The company runs full-service restaurant kitchens in hotels that then deliver to the local hotels and is now available in 35,000 rooms in New York at more than 120 hotels. “We have quite the logistics operation,” he said. “Everything is cooked to order. However, we do have a commissary model, in which larger hubs that have traditionally bigger banquet spaces become our prep kitchens. All of our outlet kitchens that exist throughout the city are essentially our last-mile kitchens. Everything is being executed fresh-to-order. Everything is scratch cooking. We have a full culinary team, executive chefs that come from top restaurants. They are building seasonal menus, thinking about margin, thinking about efficiency and then ultimately the guest experience.”

Butler Hospitality is essentially a vendor partner with the hotels with which it works.  “We are a fully branded experience in the room,” said Gjonbalic, “We are a B2B2C business. We contract hotel and hotel groups and then ultimately deliver to the end guest. We are built for hotels to satisfy guests. We actually take the entire mile. We are completely vertical. We own the kitchen. We cook the food, we deliver the food to the room.”

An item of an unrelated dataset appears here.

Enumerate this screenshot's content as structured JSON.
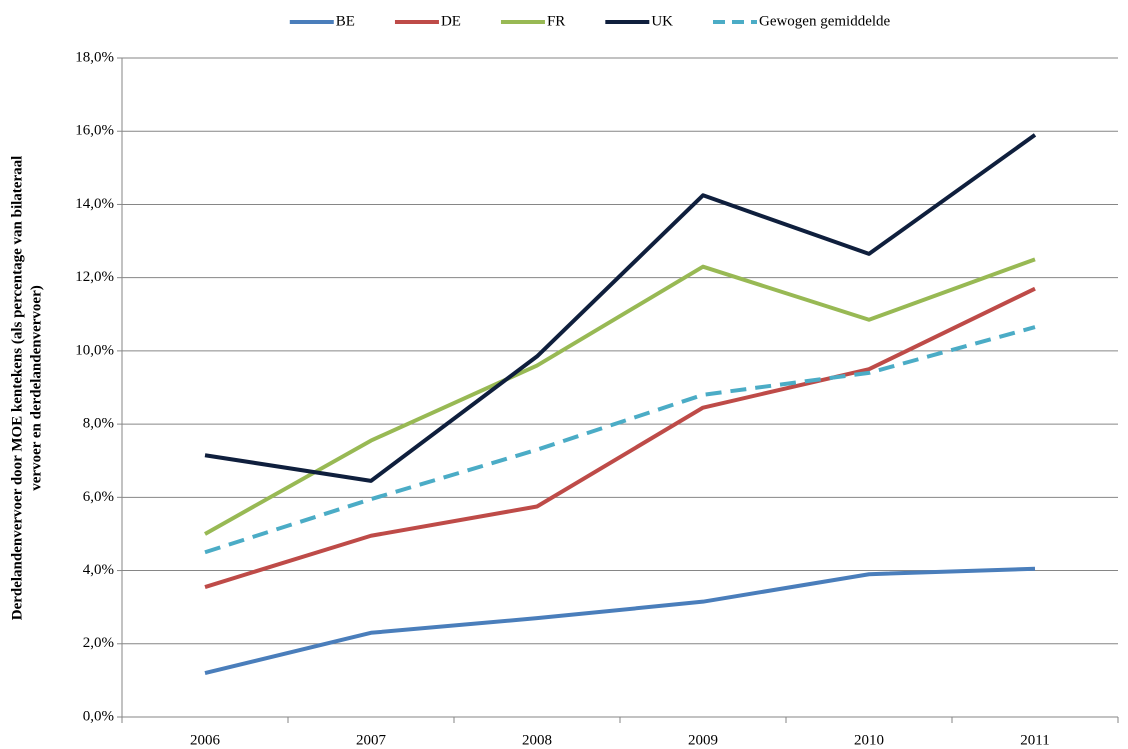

Hotels partners participate in a 10% revenue share. “Ultimately, there are a number of ways that hotels continue to make money with us,” he said. “We have gone completely digital with vouchers, so hotels actually bundle them with rooms. We will offer it to corporate accounts. We only charge on vouchers redeemed, not on vouchers issued. There are a ton of ways that hotels are able to leverage our platform in terms of offering more, bundling rooms and ultimately getting a higher ADR.”

Gjonbalic said that prices are in line or more affordable than what is found in the market. “We are definitely way under the room service average for New York—less than 50%. We are able to do this because we run these restaurants. We gain efficiency by running the restaurants and then ultimately delivering out the back.”

The company wants to be the voice of hotel food and beverage. “We want to continue to be that voice because I feel that right now there is no one voice for what hotel food and beverage should be,” he said. “We put together a matrix of all the brand standards, went out and spoke to all of the brands in terms of the brand reps and put together a menu that we felt was core in that it hit a lot of what hotels required, but also to an extent where we went out and got waivers because we said, ‘Hey listen, we are actually listening to guests every day. We understand the market more than you ever will. We have hard data in terms of order preferences, delivery times.”

The company’s system can work in any location according to Gjonbalic. “We recently launched Chicago, which is really exciting,” he said. “We have a deal with Oxford Hotels and Resorts, working within their portfolio. We have a serious network effect. We go into a new market and we are able to leverage our current contacts and relationships. A lot of our partners are ownership groups and management companies and they all have portfolios that span across the country. In Chicago, our partners represent about 13,000 rooms in the market. Now we are steadily onboarding those properties and are officially live.”